Eisenhowers religiöser Eifer blieb auch nicht auf den Treueschwur beschränkt. Er war es auch, der dafür sorgte, dass seit 1957 "In God We Trust" auf Dollarscheinen gedruckt wird. Kein Geringerer als Thomas Jefferson hatte 1782 "E Pluribus Unum" (Aus vielen Eines) auf US-Münzen prägen lassen. Seit 1909 erscheint "In God We Trust" auf vielen verschiedenen US-Münzen.
Zufälligerweise läuft seit einigen Monaten eine Kampagne, die den Spruch "In God We Trust" auf Plakaten in Klassenzimmern zur Pflicht machen will. Das Verbot des Ausdrucks "under God" wird ihr vermutlich noch mehr Zulauf bescheren, und überhaupt soll die Entscheidung des Berufungsgerichts an die nächste Instanz weitergeleitet werden. Wenn der Fall zum Obersten Gericht kommt, dürfte "under God" fester Bestandteil des Treueschwurs werden, denn 1996 hatte das US-Verfassungsgericht eine Klage gegen "In God We Trust" nicht einmal angehört. Der liberal gesinnte Supreme Court, der 1943 den Einzug des Treueschwurs in die Schulen verhindern wollte, hat eben wenig mit dem Supreme Court von heute gemein. Und wenn es nach Bush geht, sollen Atheisten in den USA gar nicht erst Richter werden; so verkündete er aus Kanada:
We need common sense judges who understand that our rights were derived from God, and those are the kind of judges I intend to put on the bench.
Letztes Jahr hieß es in einem Telepolis-Artikel über Edward Bellamys Utopie-Roman: "Bellamy's Vision von einem solidarischen Amerika ist jedoch von dem, was sein junger Langschläfer heute erlebt, meilenweit entfernt." Das gleiche gilt für Francis' Treueschwur. Heute hat der Individualismus über Bellamys Sozialismus gesiegt. Das Geld regiert, und Menschen wie Bellamy, die auf die Armut und soziale Spannungen im Lande hinweisen, wird heute jeglicher Patriotismus abgesprochen. So erging es den atheistischen Eltern, die dagegen klagten, dass ihre Tochter jeden Morgen einen Schwur "under God" ablegen muss. Der Vater wurde bei CNN gefragt, ob er überhaupt "stolz sei, Amerikaner zu sein", und ob er bereit sei, "der verhassteste Mann im ganzen Land zu sein". Der Mann bekommt auch anonyme Morddrohungen.

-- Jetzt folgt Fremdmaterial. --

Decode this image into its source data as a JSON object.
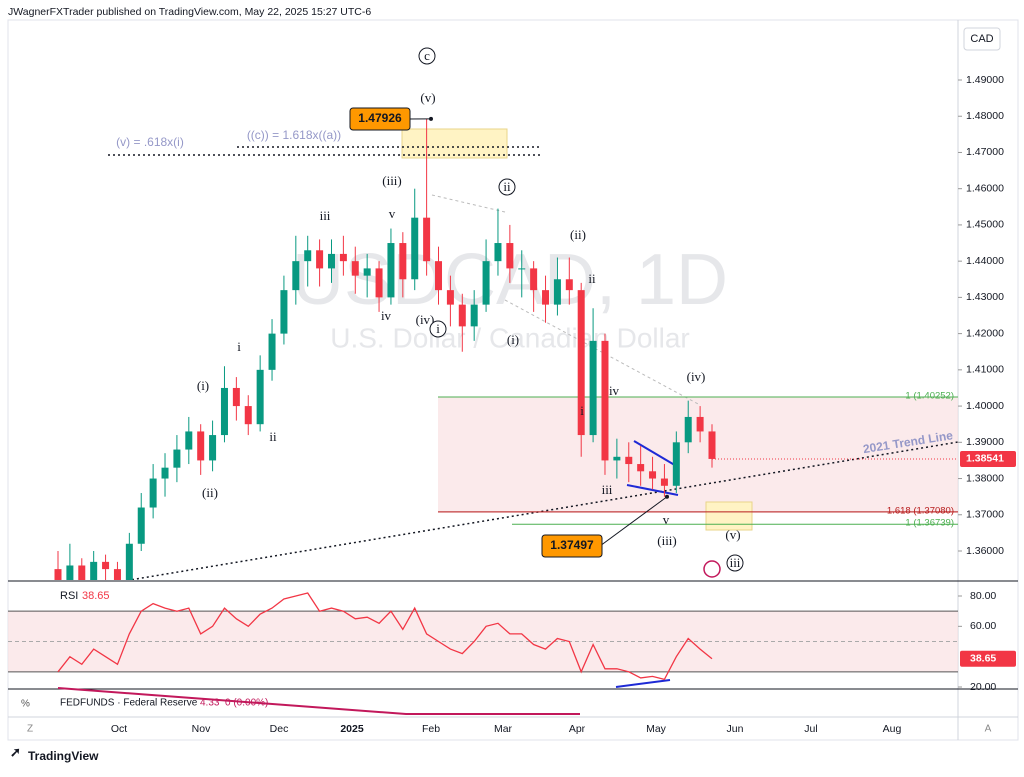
{
  "header": {
    "publisher": "JWagnerFXTrader published on TradingView.com, May 22, 2025 15:27 UTC-6",
    "currency": "CAD"
  },
  "watermark": {
    "symbol": "USDCAD, 1D",
    "description": "U.S. Dollar / Canadian Dollar"
  },
  "price_axis": {
    "ylim": [
      1.35,
      1.5
    ],
    "ticks": [
      {
        "value": 1.49,
        "label": "1.49000"
      },
      {
        "value": 1.48,
        "label": "1.48000"
      },
      {
        "value": 1.47,
        "label": "1.47000"
      },
      {
        "value": 1.46,
        "label": "1.46000"
      },
      {
        "value": 1.45,
        "label": "1.45000"
      },
      {
        "value": 1.44,
        "label": "1.44000"
      },
      {
        "value": 1.43,
        "label": "1.43000"
      },
      {
        "value": 1.42,
        "label": "1.42000"
      },
      {
        "value": 1.41,
        "label": "1.41000"
      },
      {
        "value": 1.4,
        "label": "1.40000"
      },
      {
        "value": 1.39,
        "label": "1.39000"
      },
      {
        "value": 1.38,
        "label": "1.38000"
      },
      {
        "value": 1.37,
        "label": "1.37000"
      },
      {
        "value": 1.36,
        "label": "1.36000"
      }
    ],
    "last_price": {
      "value": 1.38541,
      "label": "1.38541"
    }
  },
  "candles": [
    [
      1.355,
      1.36,
      1.348,
      1.352
    ],
    [
      1.352,
      1.362,
      1.349,
      1.356
    ],
    [
      1.356,
      1.358,
      1.345,
      1.35
    ],
    [
      1.35,
      1.36,
      1.347,
      1.357
    ],
    [
      1.357,
      1.359,
      1.35,
      1.355
    ],
    [
      1.355,
      1.357,
      1.346,
      1.352
    ],
    [
      1.352,
      1.365,
      1.35,
      1.362
    ],
    [
      1.362,
      1.376,
      1.36,
      1.372
    ],
    [
      1.372,
      1.384,
      1.369,
      1.38
    ],
    [
      1.38,
      1.387,
      1.375,
      1.383
    ],
    [
      1.383,
      1.392,
      1.379,
      1.388
    ],
    [
      1.388,
      1.397,
      1.384,
      1.393
    ],
    [
      1.393,
      1.395,
      1.381,
      1.385
    ],
    [
      1.385,
      1.396,
      1.382,
      1.392
    ],
    [
      1.392,
      1.411,
      1.39,
      1.405
    ],
    [
      1.405,
      1.408,
      1.396,
      1.4
    ],
    [
      1.4,
      1.403,
      1.392,
      1.395
    ],
    [
      1.395,
      1.414,
      1.393,
      1.41
    ],
    [
      1.41,
      1.424,
      1.407,
      1.42
    ],
    [
      1.42,
      1.436,
      1.417,
      1.432
    ],
    [
      1.432,
      1.447,
      1.428,
      1.44
    ],
    [
      1.44,
      1.447,
      1.433,
      1.443
    ],
    [
      1.443,
      1.446,
      1.433,
      1.438
    ],
    [
      1.438,
      1.446,
      1.434,
      1.442
    ],
    [
      1.442,
      1.447,
      1.436,
      1.44
    ],
    [
      1.44,
      1.444,
      1.431,
      1.436
    ],
    [
      1.436,
      1.442,
      1.43,
      1.438
    ],
    [
      1.438,
      1.44,
      1.426,
      1.43
    ],
    [
      1.43,
      1.449,
      1.428,
      1.445
    ],
    [
      1.445,
      1.448,
      1.43,
      1.435
    ],
    [
      1.435,
      1.46,
      1.432,
      1.452
    ],
    [
      1.452,
      1.47926,
      1.436,
      1.44
    ],
    [
      1.44,
      1.444,
      1.428,
      1.432
    ],
    [
      1.432,
      1.436,
      1.422,
      1.428
    ],
    [
      1.428,
      1.431,
      1.415,
      1.422
    ],
    [
      1.422,
      1.432,
      1.418,
      1.428
    ],
    [
      1.428,
      1.446,
      1.426,
      1.44
    ],
    [
      1.44,
      1.4545,
      1.436,
      1.445
    ],
    [
      1.445,
      1.45,
      1.434,
      1.438
    ],
    [
      1.438,
      1.443,
      1.43,
      1.438
    ],
    [
      1.438,
      1.44,
      1.426,
      1.432
    ],
    [
      1.432,
      1.436,
      1.423,
      1.428
    ],
    [
      1.428,
      1.441,
      1.425,
      1.435
    ],
    [
      1.435,
      1.441,
      1.428,
      1.432
    ],
    [
      1.432,
      1.434,
      1.386,
      1.392
    ],
    [
      1.392,
      1.427,
      1.39,
      1.418
    ],
    [
      1.418,
      1.42,
      1.381,
      1.385
    ],
    [
      1.385,
      1.391,
      1.38,
      1.386
    ],
    [
      1.386,
      1.39,
      1.379,
      1.384
    ],
    [
      1.384,
      1.389,
      1.378,
      1.382
    ],
    [
      1.382,
      1.386,
      1.377,
      1.38
    ],
    [
      1.38,
      1.384,
      1.37497,
      1.378
    ],
    [
      1.378,
      1.393,
      1.376,
      1.39
    ],
    [
      1.39,
      1.4015,
      1.387,
      1.397
    ],
    [
      1.397,
      1.4,
      1.39,
      1.393
    ],
    [
      1.393,
      1.395,
      1.383,
      1.38541
    ]
  ],
  "price_labels": [
    {
      "value": 1.47926,
      "label": "1.47926"
    },
    {
      "value": 1.37497,
      "label": "1.37497"
    }
  ],
  "fib_levels": [
    {
      "value": 1.40252,
      "label": "1 (1.40252)",
      "color": "#4caf50"
    },
    {
      "value": 1.3708,
      "label": "1.618 (1.37080)",
      "color": "#b71c1c"
    },
    {
      "value": 1.36739,
      "label": "1 (1.36739)",
      "color": "#4caf50"
    }
  ],
  "annotations": [
    "c",
    "(v)",
    "((c)) = 1.618x((a))",
    "(v) = .618x(i)",
    "(iii)",
    "ii",
    "iii",
    "v",
    "(ii)",
    "ii",
    "iv",
    "(iv)",
    "i",
    "(i)",
    "i",
    "(i)",
    "ii",
    "(ii)",
    "(iv)",
    "iv",
    "i",
    "iii",
    "v",
    "(iii)",
    "(v)",
    "iii",
    "2021 Trend Line"
  ],
  "time_axis": [
    "Oct",
    "Nov",
    "Dec",
    "2025",
    "Feb",
    "Mar",
    "Apr",
    "May",
    "Jun",
    "Jul",
    "Aug"
  ],
  "rsi": {
    "name": "RSI",
    "value": 38.65,
    "value_label": "38.65",
    "ylim": [
      10,
      90
    ],
    "ticks": [
      {
        "value": 80,
        "label": "80.00"
      },
      {
        "value": 60,
        "label": "60.00"
      },
      {
        "value": 20,
        "label": "20.00"
      }
    ],
    "values": [
      30,
      40,
      35,
      45,
      40,
      35,
      55,
      70,
      75,
      72,
      70,
      72,
      55,
      60,
      72,
      65,
      60,
      68,
      72,
      78,
      80,
      82,
      70,
      72,
      70,
      65,
      66,
      62,
      70,
      58,
      72,
      55,
      50,
      45,
      42,
      50,
      60,
      62,
      55,
      55,
      48,
      45,
      52,
      50,
      30,
      48,
      32,
      32,
      30,
      26,
      27,
      25,
      40,
      52,
      45,
      38.65
    ]
  },
  "fedfunds": {
    "name": "FEDFUNDS · Federal Reserve",
    "value": "4.33",
    "change": "0 (0.00%)",
    "values": [
      5.33,
      5.08,
      4.83,
      4.58,
      4.33,
      4.33,
      4.33
    ]
  },
  "footer": {
    "brand": "TradingView"
  }
}
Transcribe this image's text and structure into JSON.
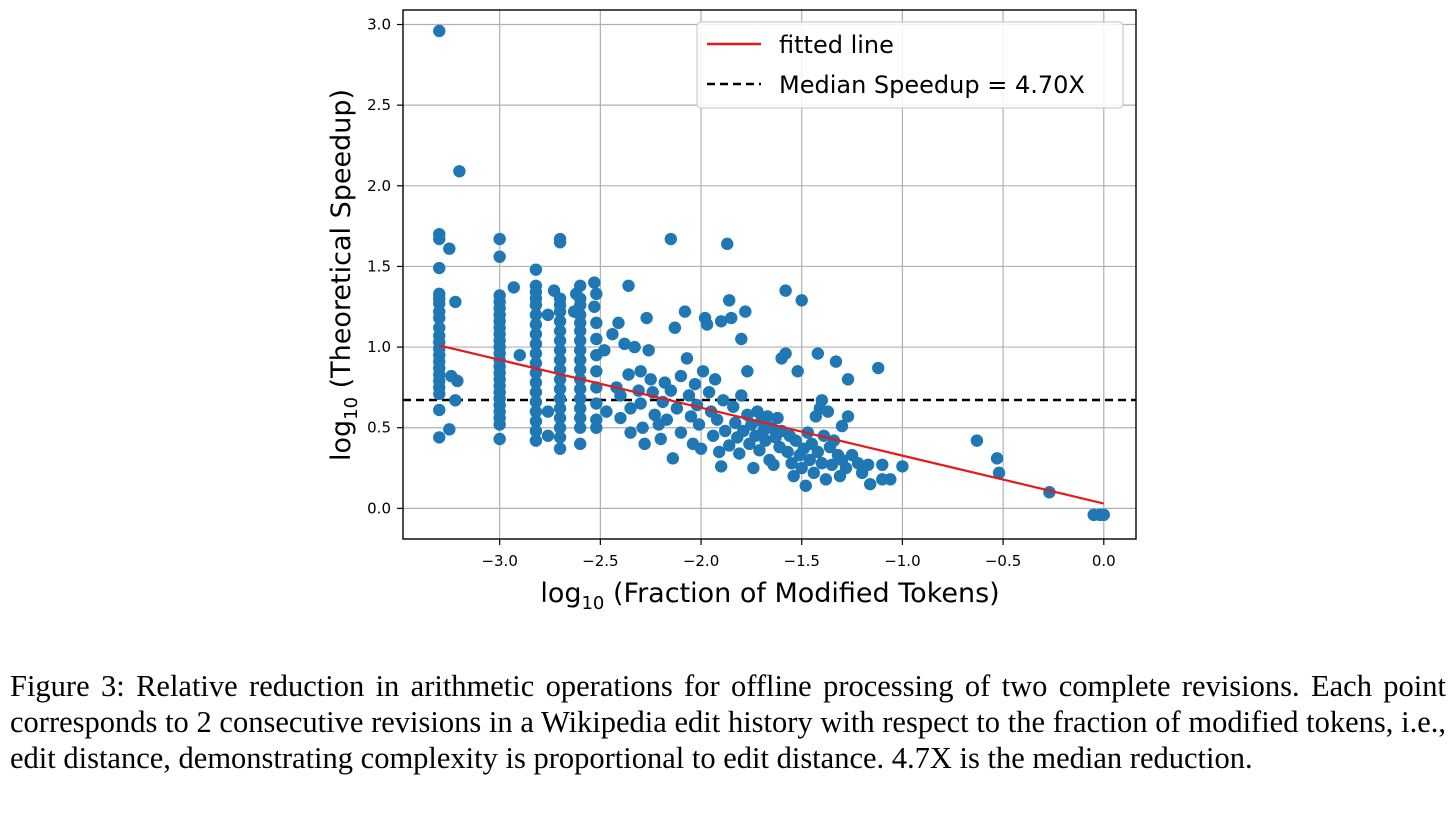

Dabei sind einige der patriotischsten Lieder der USA von Sozialisten/Kommunisten/Feministen verfasst worden: erwähnt seien hier vor allem Katharine Lee Bates' America the Beautiful und Woody Guthries This Land Is Your Land.
Man kann also davon ausgehen, dass das letzte Wort im Fall "under God" nicht gefallen ist. Wer weiß, vielleicht steht bald "In God We Trust" auch auf Kreditkarten? Bis dann müssen wir uns mit den scherzhaften Plakaten begnügen, die in Lokalen hängen, in denen Kreditkarten nicht akzeptiert werden:
In God we trust. All others pay cash.